Dense multi-phase flows have been intensively researched because of their scientifically interesting transport phenomena and industrial applications. Considerable progress has been made for gas-solid and gas-liquid two-phase flows. However, catalytic multicomponent three-phase flows have received relatively little attention despite their importance for the production of clean synthetic fuels, base chemicals, and many other products. Multiphase transport phenomena in such systems are poorly understood due to their complexity. Therefore the design of processes is cumbersome. In addition, the process operation is often far from optimal in terms of energy and feedstock utilization.
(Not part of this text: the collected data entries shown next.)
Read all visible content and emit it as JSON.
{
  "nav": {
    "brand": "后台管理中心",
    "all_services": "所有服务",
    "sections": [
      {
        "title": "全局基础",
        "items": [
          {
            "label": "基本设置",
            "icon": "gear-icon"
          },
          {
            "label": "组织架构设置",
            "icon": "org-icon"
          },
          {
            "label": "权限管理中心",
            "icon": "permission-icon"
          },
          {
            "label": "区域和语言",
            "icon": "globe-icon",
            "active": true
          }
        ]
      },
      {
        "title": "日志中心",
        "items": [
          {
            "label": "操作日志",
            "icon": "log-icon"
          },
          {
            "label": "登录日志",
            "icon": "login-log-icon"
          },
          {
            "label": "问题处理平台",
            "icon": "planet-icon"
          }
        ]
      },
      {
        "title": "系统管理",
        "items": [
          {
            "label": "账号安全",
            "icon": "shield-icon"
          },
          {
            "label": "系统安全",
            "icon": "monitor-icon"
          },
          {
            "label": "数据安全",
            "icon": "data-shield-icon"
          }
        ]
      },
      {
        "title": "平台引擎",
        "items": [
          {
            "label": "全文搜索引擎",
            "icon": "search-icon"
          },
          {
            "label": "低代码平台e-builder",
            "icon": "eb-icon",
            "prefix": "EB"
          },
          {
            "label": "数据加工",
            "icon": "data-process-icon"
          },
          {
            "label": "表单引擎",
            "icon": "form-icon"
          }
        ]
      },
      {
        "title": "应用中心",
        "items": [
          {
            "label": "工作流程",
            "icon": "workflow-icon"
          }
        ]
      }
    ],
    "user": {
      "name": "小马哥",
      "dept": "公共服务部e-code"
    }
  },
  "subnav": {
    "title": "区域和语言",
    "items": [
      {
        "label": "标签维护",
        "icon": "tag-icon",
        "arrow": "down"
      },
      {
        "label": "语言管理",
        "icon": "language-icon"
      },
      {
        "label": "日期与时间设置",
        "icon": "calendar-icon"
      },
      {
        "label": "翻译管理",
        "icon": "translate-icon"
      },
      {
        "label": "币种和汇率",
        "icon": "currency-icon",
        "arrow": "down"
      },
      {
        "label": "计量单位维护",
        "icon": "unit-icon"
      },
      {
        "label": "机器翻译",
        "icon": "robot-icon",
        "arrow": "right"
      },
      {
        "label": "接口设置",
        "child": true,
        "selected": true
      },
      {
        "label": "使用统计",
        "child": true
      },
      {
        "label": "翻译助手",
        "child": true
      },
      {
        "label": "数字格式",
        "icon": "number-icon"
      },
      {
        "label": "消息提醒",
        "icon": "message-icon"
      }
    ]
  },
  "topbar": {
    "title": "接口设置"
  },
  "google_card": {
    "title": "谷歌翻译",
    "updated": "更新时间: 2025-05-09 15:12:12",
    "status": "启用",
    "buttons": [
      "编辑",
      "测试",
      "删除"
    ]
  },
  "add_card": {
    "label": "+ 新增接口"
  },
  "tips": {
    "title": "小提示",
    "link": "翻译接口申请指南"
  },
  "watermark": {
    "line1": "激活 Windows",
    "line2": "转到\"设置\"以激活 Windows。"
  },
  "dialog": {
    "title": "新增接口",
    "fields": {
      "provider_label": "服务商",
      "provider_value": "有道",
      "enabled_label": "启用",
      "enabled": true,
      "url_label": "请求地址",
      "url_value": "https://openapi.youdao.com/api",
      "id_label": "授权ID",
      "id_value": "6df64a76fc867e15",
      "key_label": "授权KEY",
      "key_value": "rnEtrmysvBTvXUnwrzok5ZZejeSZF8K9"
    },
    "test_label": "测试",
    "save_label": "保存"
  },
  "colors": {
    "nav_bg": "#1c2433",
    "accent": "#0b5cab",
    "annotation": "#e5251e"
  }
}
Therefore significant improvements are required to boost the efficiency of three-phase systems, which demands for a better understanding of the transport fundamentals and complex interplay with chemical reactions and availability of predictive tools.
The main underlying problem is the wide range of length scales: suspended catalyst particles have a size of 100-200 µm, whereas the diameter of industrial reactors is 5-10 meters. To tackle this problem a multi-scale modeling strategy is required. At the finest scale detailed models take into account the interaction between the phases. These interactions are condensed in closure laws for mass, momentum and heat exchange that feed so-called Euler-Lagrange models, which can then be used to compute the flow structures on a much larger (industrial) scale. The key innovative aspect of this proposal is the integrated approach including incorporation of multi-component chemical transformations and the validation on basis of one-to-one comparison of the of the computational results with experiments. |